Don’t do things just for the AI’s sake.

Don’t be a leader that formulates goals in terms of LLM adoption. Language models are not a goal. They are merely tools. Just as you wouldn’t force your organization to use Vim instead of Emacs, there is no point in forcing them to use large language models instead of time series models. Rewriting your code base using LLM’s for the rewriting sake is just as good idea as it was rewriting Netscape in the nineties. Your competition will use the AI productivity gains to build a product that will put you out of business, before you rewrite is completed. As trivial as it may sound, it’s now more important than ever to put your customers first. Prototyping new ideas is faster than ever. A good leader will understand that and apply their judgment to select what matters to their customers.

Don’t gamble your future.

Writing, programming, generating images with AI is like a slot machine. You pull the handle and wait, at the edge of your seat, for the results. The better you can guide the model the bigger your chances for success, but after a while, you don’t really care about that and just pull the handle hoping that the next output will do it. If you struggle, like I do, with short attention span, this endless cycle of excitement, disappointment and potential reward will cause you long-term suffering. Tasks that require deep work and focus will feel unrewarding. This is best summarized by the METR study[1]: „Before being given the task to complete, the 16 developers were asked to estimate how much time using AI would help them save while completing the task. Despite thinking they would work 24% quicker, in reality, it took them 19% longer than without AI assistance.”. AI is exciting, easy and productive, everything else boring and difficult. Getting back your ability to focus and just do things by yourself will be tough.

Your ideas differentiate you.

It gets easier and easier to build stuff, soon startups may no longer require tireless work and sky-high funding. Going from an idea to a product will be faster than ever. Single person unicorns may become possible. The only differentiators left will be your ideas and judgement. People are already interrogating models for unique startup ideas. They will all be the same. If you are there only to do work, but you no longer understand what you are doing, you can’t generate new ideas. I hate to break it to you, you are not employed to work, you are employed to be blamed.

What will matter going forward?

Large language models are inherently easy to learn.

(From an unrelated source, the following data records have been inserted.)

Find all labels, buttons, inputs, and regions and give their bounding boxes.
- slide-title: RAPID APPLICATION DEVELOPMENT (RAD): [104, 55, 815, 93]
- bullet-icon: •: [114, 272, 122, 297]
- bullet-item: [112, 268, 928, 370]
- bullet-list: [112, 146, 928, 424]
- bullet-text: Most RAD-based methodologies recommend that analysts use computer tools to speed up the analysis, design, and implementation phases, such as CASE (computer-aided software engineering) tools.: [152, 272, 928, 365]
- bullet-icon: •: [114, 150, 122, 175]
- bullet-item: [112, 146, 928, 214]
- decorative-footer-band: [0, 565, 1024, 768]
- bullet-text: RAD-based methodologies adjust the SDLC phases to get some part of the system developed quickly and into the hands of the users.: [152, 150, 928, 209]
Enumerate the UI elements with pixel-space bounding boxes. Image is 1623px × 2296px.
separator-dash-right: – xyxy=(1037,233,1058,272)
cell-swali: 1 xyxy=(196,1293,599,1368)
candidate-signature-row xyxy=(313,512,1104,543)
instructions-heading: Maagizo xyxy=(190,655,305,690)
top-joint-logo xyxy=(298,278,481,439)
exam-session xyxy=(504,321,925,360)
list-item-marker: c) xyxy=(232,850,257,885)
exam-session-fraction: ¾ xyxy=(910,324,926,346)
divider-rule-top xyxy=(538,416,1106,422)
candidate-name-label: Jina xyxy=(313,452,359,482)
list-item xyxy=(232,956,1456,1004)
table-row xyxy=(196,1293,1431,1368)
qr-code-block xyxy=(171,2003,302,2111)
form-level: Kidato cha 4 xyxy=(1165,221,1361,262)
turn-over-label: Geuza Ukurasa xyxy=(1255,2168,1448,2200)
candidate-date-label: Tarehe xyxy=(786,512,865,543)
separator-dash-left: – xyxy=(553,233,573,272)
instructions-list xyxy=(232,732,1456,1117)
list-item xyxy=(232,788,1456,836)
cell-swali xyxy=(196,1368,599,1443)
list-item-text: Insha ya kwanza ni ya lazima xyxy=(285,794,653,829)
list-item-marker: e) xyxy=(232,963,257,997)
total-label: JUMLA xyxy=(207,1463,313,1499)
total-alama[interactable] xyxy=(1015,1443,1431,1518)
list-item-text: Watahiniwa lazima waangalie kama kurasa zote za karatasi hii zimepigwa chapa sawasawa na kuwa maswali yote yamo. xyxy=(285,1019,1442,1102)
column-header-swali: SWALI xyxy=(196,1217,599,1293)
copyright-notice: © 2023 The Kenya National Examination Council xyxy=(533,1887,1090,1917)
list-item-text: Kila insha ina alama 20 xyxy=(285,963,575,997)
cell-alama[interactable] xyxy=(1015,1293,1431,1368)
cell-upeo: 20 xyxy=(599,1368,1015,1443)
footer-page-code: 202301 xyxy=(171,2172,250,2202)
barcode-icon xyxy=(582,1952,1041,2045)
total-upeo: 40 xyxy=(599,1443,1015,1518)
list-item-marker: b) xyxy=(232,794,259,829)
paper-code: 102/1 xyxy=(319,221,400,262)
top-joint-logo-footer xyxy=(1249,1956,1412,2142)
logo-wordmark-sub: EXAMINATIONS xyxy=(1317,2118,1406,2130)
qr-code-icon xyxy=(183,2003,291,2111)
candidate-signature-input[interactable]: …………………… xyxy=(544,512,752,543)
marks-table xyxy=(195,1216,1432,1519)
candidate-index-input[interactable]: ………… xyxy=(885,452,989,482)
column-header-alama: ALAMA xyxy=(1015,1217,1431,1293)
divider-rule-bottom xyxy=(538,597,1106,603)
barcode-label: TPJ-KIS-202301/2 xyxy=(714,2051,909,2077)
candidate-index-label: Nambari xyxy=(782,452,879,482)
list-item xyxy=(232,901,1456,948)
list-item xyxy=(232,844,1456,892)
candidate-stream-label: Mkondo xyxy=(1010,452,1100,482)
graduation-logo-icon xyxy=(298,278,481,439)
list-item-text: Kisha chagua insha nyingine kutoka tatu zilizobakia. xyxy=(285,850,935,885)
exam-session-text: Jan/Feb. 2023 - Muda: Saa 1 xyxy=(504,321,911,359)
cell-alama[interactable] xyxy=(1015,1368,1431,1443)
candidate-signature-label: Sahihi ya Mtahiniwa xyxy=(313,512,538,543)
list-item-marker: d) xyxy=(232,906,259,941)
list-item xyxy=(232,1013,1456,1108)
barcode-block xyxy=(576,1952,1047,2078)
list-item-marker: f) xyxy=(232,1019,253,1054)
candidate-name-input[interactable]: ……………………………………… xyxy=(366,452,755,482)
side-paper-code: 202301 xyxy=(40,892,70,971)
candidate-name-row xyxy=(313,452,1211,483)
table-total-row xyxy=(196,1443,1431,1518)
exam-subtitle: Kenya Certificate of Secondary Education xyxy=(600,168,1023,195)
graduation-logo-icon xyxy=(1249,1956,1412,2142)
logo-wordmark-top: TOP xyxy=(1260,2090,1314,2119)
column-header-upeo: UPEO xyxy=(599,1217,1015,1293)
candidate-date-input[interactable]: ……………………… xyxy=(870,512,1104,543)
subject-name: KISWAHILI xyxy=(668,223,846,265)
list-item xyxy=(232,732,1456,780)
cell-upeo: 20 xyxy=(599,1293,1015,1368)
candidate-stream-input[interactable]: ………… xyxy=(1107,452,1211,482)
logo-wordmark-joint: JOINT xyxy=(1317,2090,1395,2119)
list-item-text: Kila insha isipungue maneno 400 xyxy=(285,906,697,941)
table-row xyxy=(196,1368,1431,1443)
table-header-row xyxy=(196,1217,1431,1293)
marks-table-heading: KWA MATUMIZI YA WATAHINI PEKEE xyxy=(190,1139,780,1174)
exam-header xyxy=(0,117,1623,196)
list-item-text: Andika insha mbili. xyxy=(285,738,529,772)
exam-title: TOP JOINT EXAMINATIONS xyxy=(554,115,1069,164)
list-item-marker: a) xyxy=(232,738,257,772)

Their entire premise is that you can use them only using vague, imprecise natural language, same language that you have been using your entire life. Learning and perfecting a programming language takes months, if not years. Figuring out what prompts work is a matter of hours, maybe days. Even assuming that you could master prompting in some meaningful way, the next model, may’ve different preferences. It’s like a programming language that changed not only its syntax but also semantics with each release. Even if it’s powerful enough to learn, let’s not pretend it’s worth the time to master it. What’s worth it, is understanding the underlying paradigms. Whether it’s imperative, declarative, functional, object-oriented those concepts will make you better at what you do and will make it easier for you to adapt. The analogy breaks here, learning the syntax of the language, doesn’t inhibit your ability to understand its paradigms. Using language models to produce content that you don’t fully understand or even review, inhibits your ability to think. You can deliver quicker, while you still understand what you are doing, pumping the bubble, but at the same time the longer your thinking is turned off, the less you can blow. Can you still review code, after months without writing a single line? Surely you have seen good software engineers who after converting to managers abruptly lose their ability to program. Stop wasting your time on mastering the prompting, vibe coding the next feature, learning peculiarities of Cursor or Windsurf to manage the context better.

You are the context, make sure it’s dense, otherwise it may pop. Don’t blow it, your future depends on it.